Last weekend was bracketed by a very fun Friday evening and Monday evening, getting together with a bunch of great folks and talking. [Thanks, guys!] Reminded me of how few times I've had such conversations, ranging from books to music to plays, since I came to Bangalore. Discussions with colleagues have mostly been around office stuff, buying houses, or whatever the ToI got paid to print that day.
I also watched a movie called Bolt, which is nice if you like cartoons and/or have ever had a dog.
Got me thinking about how life tends to note down whatever you wish for, at random times, and then scramble up the order when it grants those wishes.
A long time back, when I was still in Pune, there was this evening when I stood at the main gate of my home, and looked around. The mango tree was dropping tiny raw mangoes every few minutes, and the fragrance was all around. The old family car was parked in the front yard, and I glanced towards the tall window next to the front door. The window extended all the way down to the floor, and as always, our dog was standing behind that window, barking happily at me and wagging his tail.
The thought came to mind that one day, all these things - the tree, the car, the window with my dog on the other side would remain as they were, and I'd wind up leaving Pune forever - perhaps with a change of job, perhaps with some change in mood or something else out of control. Then when I came back to visit, I'd see everything and remember the last time I stood here, like this. And then I'd get messages from my family - we've changed the car, the tree has grown, the dog is getting old, someone broke the windowpane and we changed it.
It didn't work out that way. A few months after that day, a crack appeared in the front wall of the house. To repair it, the workmen said, we must rebuild that wall. The window disappeared, and was replaced by a smaller one that didn't reach down to the floor. The mango tree got infected by some sort of worms, and began to dry up.
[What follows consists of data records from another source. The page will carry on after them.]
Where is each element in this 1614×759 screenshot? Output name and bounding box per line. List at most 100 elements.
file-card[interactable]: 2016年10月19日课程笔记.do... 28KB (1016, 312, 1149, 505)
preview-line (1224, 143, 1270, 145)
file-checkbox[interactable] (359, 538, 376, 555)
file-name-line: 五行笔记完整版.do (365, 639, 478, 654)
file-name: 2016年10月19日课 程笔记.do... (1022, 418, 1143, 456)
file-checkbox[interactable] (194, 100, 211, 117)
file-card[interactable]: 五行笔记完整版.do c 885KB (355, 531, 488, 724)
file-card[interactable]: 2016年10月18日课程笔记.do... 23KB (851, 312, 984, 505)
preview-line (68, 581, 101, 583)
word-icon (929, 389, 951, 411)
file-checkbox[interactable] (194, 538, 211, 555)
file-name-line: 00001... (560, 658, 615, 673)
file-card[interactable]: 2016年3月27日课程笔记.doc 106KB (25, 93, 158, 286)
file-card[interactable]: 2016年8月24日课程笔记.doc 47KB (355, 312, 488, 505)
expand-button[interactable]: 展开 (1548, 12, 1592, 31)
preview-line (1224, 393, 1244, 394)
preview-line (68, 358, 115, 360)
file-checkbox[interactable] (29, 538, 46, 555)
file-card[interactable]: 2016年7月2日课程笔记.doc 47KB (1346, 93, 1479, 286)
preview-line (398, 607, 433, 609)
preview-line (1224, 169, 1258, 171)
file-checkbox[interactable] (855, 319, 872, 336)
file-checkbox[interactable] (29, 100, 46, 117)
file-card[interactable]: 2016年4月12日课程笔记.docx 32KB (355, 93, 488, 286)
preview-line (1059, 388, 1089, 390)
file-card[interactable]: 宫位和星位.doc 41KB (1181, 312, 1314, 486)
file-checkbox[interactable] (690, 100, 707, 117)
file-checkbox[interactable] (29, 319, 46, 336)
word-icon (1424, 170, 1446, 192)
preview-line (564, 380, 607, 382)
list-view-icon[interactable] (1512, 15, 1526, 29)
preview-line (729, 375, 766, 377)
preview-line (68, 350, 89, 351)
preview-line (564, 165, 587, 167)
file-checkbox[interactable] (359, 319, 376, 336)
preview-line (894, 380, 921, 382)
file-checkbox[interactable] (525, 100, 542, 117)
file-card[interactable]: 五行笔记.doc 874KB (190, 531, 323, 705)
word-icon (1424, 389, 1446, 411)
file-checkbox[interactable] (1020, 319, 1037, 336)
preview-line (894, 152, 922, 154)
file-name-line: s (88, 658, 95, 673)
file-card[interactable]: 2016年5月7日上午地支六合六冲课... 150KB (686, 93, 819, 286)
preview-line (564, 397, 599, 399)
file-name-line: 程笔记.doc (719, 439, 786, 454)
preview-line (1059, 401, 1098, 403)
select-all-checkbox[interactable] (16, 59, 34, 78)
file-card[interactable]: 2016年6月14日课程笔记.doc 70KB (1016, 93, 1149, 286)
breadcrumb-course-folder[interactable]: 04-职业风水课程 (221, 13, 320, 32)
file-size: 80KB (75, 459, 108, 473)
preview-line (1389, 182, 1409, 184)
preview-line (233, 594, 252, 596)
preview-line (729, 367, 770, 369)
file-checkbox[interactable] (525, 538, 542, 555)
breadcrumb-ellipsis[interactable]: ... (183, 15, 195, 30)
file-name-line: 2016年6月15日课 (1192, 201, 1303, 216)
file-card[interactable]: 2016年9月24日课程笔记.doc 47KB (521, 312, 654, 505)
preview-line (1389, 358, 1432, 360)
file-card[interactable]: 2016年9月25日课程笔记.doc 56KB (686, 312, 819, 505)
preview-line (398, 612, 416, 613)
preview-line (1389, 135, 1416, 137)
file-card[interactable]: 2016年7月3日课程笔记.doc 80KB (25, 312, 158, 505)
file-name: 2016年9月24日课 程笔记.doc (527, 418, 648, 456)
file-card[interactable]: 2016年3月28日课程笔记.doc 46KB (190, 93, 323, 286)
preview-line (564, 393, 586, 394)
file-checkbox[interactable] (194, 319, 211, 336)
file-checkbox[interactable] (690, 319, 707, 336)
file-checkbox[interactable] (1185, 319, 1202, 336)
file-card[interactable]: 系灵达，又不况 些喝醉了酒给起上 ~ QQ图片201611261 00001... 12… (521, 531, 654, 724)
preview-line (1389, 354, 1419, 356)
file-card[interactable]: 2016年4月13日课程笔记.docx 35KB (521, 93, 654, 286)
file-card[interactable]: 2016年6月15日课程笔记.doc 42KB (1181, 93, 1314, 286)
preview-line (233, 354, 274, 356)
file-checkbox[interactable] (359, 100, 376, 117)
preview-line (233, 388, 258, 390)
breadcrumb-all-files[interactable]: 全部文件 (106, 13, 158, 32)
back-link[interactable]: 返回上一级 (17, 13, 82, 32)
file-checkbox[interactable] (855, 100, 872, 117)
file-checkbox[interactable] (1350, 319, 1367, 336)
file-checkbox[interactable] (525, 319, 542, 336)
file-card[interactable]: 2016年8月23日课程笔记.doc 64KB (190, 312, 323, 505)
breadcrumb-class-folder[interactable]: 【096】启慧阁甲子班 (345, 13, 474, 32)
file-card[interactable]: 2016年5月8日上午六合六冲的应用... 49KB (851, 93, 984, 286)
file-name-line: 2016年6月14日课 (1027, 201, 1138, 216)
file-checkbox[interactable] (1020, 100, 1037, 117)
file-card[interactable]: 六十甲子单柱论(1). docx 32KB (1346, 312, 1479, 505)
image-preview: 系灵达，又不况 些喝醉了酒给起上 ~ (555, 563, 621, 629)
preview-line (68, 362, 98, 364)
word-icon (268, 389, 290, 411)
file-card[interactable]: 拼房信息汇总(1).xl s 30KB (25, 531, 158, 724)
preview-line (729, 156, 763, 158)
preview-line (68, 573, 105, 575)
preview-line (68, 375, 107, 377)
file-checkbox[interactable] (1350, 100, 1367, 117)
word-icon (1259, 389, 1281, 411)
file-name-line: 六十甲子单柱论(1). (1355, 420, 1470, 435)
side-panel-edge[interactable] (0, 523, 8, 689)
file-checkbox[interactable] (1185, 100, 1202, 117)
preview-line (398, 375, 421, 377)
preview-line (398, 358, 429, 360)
The car got sold and replaced by another one.
And one night, after I'd gone with my dog to the vet, and been assured that he would be all right now, he died. We buried him at a spot he'd liked to go to when he was young.
Through all this, I remained there in Pune.
By the time I finally got a job offer worth looking at, and came to Bangalore, all the things I'd noted that long ago evening had disappeared. Life had gotten the order of my thoughts wrong.
Something tells me that by the time all the things I wish for right now are granted, they won't matter to me, or, Monkey's Paw style, will come true in such a way that I won't want them.
Excuse the melancholy mood, folks. Happens sometimes.